The witch gave a breathless shout: “I remember!” He was pawing at the wall in a spot that looked no different from any other, far in a corner where the single light hardly touched. “It was here . . .” He waved his hands around, broken fingers twitching and twisting. A horrible sound shook the room, rattled the chains the carcasses hung from, knocked over piles of clattering bones, and the wall broke. A crack appeared out of nowhere, spread, and peeled back like the layers of an onion, rock melting away into nothing.
She didn’t know how he’d done it, but the witch had made a tunnel through the wall of the very mountain, and sunlight spilled through it.
A crow of triumph burst out of Rora, and she lunged toward the tunnel. There was no feeling as good as escaping from death.
She had to go on hands and knees to fit into the tunnel, and she was already in it when she realized neither of the others was following her. “Come on!” she shouted.

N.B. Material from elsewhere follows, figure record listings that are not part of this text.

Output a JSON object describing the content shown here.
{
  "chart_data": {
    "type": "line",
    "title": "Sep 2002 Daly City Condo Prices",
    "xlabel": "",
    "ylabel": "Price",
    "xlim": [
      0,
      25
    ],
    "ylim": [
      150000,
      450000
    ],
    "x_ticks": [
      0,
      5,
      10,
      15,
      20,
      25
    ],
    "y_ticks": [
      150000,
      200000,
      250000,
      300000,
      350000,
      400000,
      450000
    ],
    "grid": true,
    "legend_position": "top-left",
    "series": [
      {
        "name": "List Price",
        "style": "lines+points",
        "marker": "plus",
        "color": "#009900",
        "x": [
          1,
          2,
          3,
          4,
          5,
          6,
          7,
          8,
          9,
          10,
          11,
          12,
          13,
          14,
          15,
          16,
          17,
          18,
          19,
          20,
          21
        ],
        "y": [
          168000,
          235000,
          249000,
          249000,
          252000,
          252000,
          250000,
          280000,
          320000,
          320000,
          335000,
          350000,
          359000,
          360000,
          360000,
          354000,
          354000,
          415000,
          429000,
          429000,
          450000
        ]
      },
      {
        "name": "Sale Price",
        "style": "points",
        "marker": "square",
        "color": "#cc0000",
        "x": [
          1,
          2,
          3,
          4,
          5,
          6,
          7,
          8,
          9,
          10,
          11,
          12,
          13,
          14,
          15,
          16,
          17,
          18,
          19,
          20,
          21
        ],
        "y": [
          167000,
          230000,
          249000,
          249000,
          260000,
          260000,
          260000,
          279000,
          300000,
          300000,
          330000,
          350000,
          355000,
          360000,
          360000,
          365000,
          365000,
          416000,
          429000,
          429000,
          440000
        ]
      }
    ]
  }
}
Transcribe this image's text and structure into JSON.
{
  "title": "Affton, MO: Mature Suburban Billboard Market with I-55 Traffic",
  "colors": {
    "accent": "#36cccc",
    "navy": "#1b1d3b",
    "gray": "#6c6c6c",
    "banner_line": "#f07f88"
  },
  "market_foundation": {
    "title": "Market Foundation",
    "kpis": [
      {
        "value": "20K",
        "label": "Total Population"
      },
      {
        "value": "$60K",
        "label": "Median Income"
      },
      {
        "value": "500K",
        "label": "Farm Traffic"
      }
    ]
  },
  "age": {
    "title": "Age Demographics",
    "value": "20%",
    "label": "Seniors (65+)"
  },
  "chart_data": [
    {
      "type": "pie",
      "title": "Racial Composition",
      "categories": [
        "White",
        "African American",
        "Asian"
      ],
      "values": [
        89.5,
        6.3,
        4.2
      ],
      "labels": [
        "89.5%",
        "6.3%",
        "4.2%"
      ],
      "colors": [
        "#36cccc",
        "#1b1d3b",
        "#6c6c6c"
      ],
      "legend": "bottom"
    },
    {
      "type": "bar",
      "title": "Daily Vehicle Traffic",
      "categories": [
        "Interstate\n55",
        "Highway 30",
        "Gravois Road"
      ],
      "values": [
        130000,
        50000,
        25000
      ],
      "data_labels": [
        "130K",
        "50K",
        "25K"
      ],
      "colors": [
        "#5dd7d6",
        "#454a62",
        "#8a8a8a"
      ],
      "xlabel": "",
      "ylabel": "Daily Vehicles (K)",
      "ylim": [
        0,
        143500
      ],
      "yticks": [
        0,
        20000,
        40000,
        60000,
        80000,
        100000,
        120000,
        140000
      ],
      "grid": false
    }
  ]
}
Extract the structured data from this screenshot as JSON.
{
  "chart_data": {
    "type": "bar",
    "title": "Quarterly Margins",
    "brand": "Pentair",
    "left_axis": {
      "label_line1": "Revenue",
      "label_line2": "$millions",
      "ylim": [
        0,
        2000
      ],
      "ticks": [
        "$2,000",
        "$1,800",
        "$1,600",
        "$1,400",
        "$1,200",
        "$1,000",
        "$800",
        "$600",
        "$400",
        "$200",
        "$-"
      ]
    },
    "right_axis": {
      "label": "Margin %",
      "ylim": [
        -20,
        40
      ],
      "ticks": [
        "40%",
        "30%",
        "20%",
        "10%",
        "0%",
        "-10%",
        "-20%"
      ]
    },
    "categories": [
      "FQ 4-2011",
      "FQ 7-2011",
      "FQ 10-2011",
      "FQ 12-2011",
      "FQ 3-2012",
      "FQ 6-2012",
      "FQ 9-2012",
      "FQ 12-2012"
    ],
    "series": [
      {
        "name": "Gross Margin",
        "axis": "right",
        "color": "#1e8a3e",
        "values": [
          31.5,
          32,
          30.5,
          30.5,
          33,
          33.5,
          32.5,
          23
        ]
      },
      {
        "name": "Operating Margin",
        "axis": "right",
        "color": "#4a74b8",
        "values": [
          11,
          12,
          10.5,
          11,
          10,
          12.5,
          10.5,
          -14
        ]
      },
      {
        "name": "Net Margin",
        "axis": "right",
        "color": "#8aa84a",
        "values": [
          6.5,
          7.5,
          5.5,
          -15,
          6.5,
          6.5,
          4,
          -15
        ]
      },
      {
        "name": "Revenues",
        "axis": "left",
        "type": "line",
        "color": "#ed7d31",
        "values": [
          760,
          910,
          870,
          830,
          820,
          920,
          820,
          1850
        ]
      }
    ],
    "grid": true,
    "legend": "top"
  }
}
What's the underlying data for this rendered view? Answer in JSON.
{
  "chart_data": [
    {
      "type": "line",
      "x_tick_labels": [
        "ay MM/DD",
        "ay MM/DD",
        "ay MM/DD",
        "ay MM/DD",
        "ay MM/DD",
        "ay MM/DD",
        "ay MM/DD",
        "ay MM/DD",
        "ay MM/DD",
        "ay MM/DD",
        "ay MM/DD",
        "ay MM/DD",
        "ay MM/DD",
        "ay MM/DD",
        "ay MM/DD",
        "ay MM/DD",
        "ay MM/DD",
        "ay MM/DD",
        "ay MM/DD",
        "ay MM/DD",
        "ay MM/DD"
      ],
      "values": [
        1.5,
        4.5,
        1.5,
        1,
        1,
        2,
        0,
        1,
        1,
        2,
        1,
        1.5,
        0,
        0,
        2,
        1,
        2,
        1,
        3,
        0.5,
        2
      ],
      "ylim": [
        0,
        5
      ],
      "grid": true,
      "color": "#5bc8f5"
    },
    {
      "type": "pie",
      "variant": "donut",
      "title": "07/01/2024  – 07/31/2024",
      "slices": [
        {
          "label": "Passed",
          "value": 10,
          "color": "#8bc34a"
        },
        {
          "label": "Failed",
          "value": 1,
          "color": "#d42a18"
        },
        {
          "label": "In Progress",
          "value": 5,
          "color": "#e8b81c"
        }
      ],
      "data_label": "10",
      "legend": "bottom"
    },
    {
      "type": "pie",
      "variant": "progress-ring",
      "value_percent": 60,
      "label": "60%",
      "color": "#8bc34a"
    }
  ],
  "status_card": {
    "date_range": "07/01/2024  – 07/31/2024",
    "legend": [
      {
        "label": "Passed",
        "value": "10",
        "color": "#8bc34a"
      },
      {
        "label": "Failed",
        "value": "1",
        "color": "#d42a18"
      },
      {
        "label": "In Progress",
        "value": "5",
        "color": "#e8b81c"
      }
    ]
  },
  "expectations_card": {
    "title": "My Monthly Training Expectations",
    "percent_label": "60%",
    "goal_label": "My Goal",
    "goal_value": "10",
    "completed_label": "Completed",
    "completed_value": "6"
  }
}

She could see the sun, smell the air. She hadn’t realized how stale the air inside the mountain smelled. They still didn’t move, and so she backed out of the tunnel, found the witch and the boy staring at each other—Etarro shaking with his arms wrapped around himself tight, Anddyr with tears freezing to his bloody cheeks. The witch was holding his stupid stuffed horse, holding it so tight it looked like his broken fingers might burst it. “What?” she demanded. “What is it?”